Jakarta, Gempita.co – Hukuman mati Untuk koruptor Kembali dibicarakan Jaksa Agung ST.Burhanuddin, dinilai masih memungkinkan diterapkan sepanjang masih diatur dalam undang-undang.
Itu disampaikannya saat webinar bertajuk ‘Efektivitas Penerapan Hukuman Mati terhadap Koruptor Kelas Kakap’ disiarkan di kanal YouTube Official Fakultas Hukum Universitas Diponegoro, Kamis (25/11/2021).
Ia menilai korupsi termasuk kejahatan yang dapat merugikan negara sehingga tak ada alasan untuk tidak menerapkan hukuman mati tersebut. Kata dia, koruptor adalah penjahat kemanusiaan dan musuh bersama yang harus ditumpas.
“Jika ada pihak-pihak yang mempertanyakan atau kontra terhadap hukuman mati, harus ada batu uji yang mencakup ideologi konstitusi teori hukum, norma hukum, efikasi masyarakat,” jelasnya.

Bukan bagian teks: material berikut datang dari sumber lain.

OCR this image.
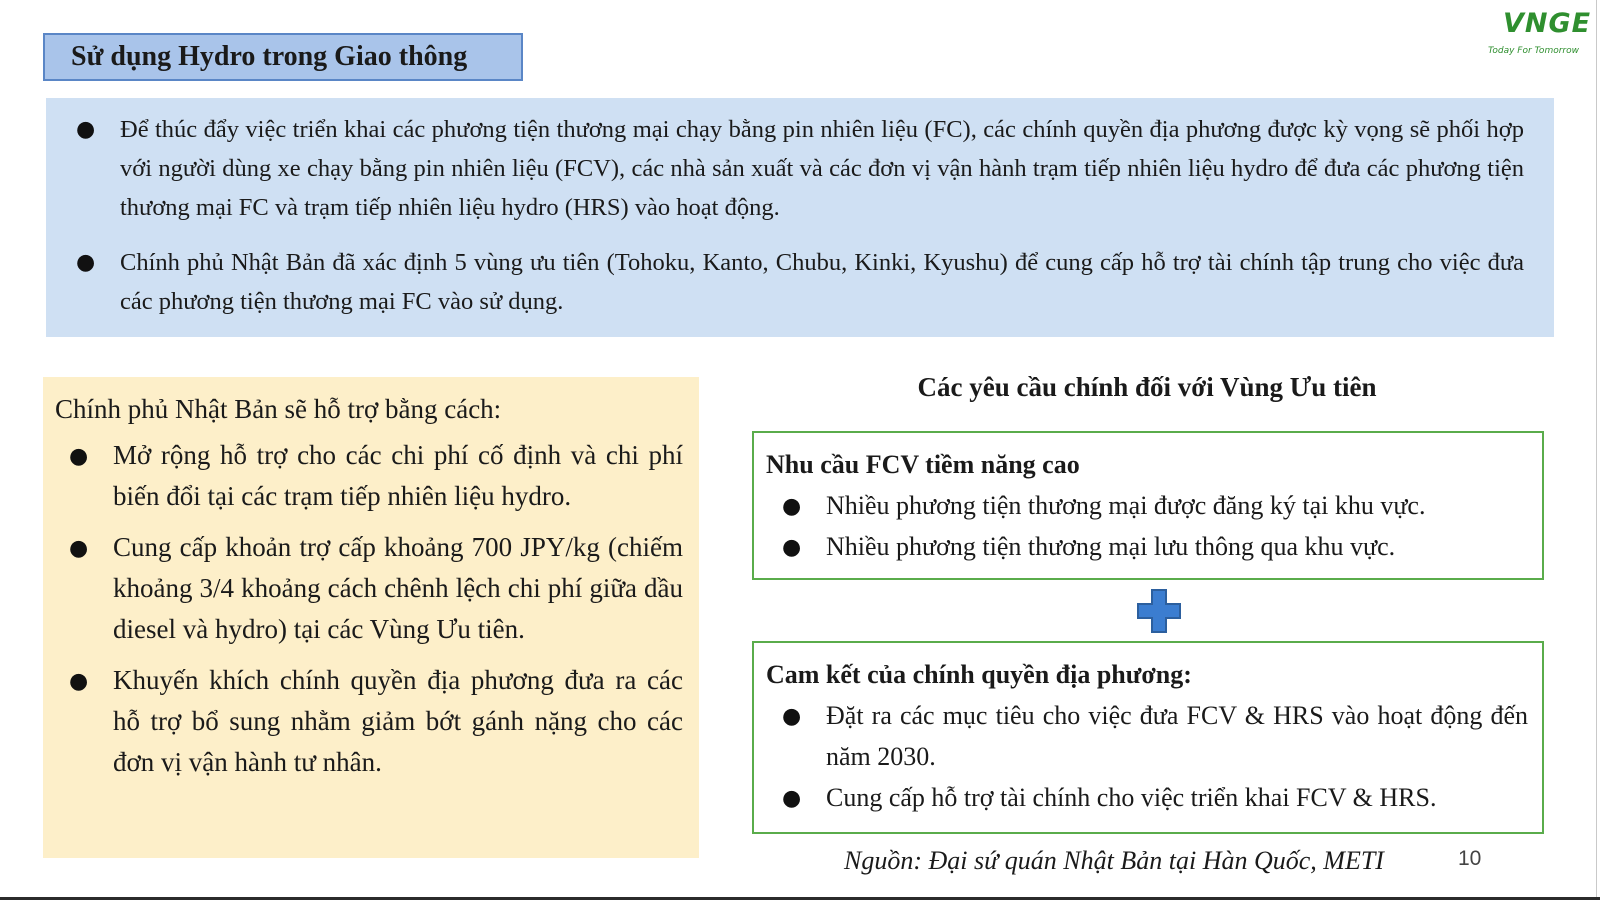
Sử dụng Hydro trong Giao thông
VNGE
Today For Tomorrow
● Để thúc đẩy việc triển khai các phương tiện thương mại chạy bằng pin nhiên liệu (FC), các chính quyền địa phương được kỳ vọng sẽ phối hợp với người dùng xe chạy bằng pin nhiên liệu (FCV), các nhà sản xuất và các đơn vị vận hành trạm tiếp nhiên liệu hydro để đưa các phương tiện thương mại FC và trạm tiếp nhiên liệu hydro (HRS) vào hoạt động.
● Chính phủ Nhật Bản đã xác định 5 vùng ưu tiên (Tohoku, Kanto, Chubu, Kinki, Kyushu) để cung cấp hỗ trợ tài chính tập trung cho việc đưa các phương tiện thương mại FC vào sử dụng.
Chính phủ Nhật Bản sẽ hỗ trợ bằng cách:
● Mở rộng hỗ trợ cho các chi phí cố định và chi phí biến đổi tại các trạm tiếp nhiên liệu hydro.
● Cung cấp khoản trợ cấp khoảng 700 JPY/kg (chiếm khoảng 3/4 khoảng cách chênh lệch chi phí giữa dầu diesel và hydro) tại các Vùng Ưu tiên.
● Khuyến khích chính quyền địa phương đưa ra các hỗ trợ bổ sung nhằm giảm bớt gánh nặng cho các đơn vị vận hành tư nhân.
Các yêu cầu chính đối với Vùng Ưu tiên
Nhu cầu FCV tiềm năng cao
● Nhiều phương tiện thương mại được đăng ký tại khu vực.
● Nhiều phương tiện thương mại lưu thông qua khu vực.
Cam kết của chính quyền địa phương:
● Đặt ra các mục tiêu cho việc đưa FCV & HRS vào hoạt động đến năm 2030.
● Cung cấp hỗ trợ tài chính cho việc triển khai FCV & HRS.
Nguồn: Đại sứ quán Nhật Bản tại Hàn Quốc, METI	10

Ia juga menilai, masyarakat Indonesia masih memandang perlu adanya pidana mati bagi koruptor sebagai perlindungan HAM dan memenuhi harapan keadilan masyarakat. “Semakin tinggi kualitas kejahatan, semakin tinggi juga kualitas disharmonisasi sosialnya yang ditimbulkan pada masyarakat,” katanya
Selain kata dia, penjatuhan sanksi pidana mati harus dilihat sebagai upaya untuk mengembalikan kondisi sosial yang terguncang akibat adanya kejahatan tersebut.
Menurutnya, negara dapat mencabut HAM setiap orang apabila tersebut melanggar undang-undang. Ketentuan ini diatur dalam Pasal 28 J ayat 1 UUD 45 yang telah mewajibkan setiap orang untuk menghormati HAM orang lain dalam tertib kehidupan bermasyarakat dan bernegara.
“Pasal 28 J ayat 2 UUD 45 telah menegaskan jika HAM dapat dibatasi dan bersifat tidak mutlak. Dengan demikian, berdasarkan ketentuan dalam Pasal 28 J ayat 2 UUD 45, yang merupakan pasal penutup tentang HAM, maka penjatuhan sanksi pidana mati koruptor yang selama ini terhalangi oleh persoalan HAM dapat ditegakkan,” katanya.
Ia menegaskan, gagasan untuk menghukum mati koruptor adalah bentuk manifestasi kegalauan pemberantasan tindak pidana korupsi. “Mengapa ribuan sudah diungkap dan ribuan pelaku korupsi telah ditindak, tapi justru kualitas dan tingkat kerugian negara justru semakin meningkat,” ujarnya.
Sebelumnya, Jaksa Agung ST Burhanuddin juga pernah menyampaikan, kemungkinan penerapan hukuman mati bagi pelaku korupsi. Salah satunya pada kasus Asabri dan Jiwasraya yang tidak hanya menimbulkan kerugian negara. Namun juga berdampak luas kepada masyarakat umum.
Diketahui, kasus korupsi PT Jiwasraya menimbulkan kerugian negara sebesar Rp16,8 triliun, sedangkan korupsi PT Asabri (Persero) sekitar Rp22,78 triliun. Jaksa Agung ST Burhanuddin mengkaji kemungkinan penerapan hukuman mati guna memberikan rasa keadilan dalam penuntutan perkara itu.
“Jaksa Agung sedang mengkaji kemungkinan penerapan hukuman mati guna memberikan rasa keadilan dalam penuntutan perkara dimaksud, tentunya penerapannya harus tetap memperhatikan Hukum Positif yang berlaku serta nilai-nilai hak asasi manusia,” ujar Kepala Pusat Penerangan Hukum (Kapuspenkum) Kejagung Leonard Eben Ezer Simanjuntak dalam keterangan resminya.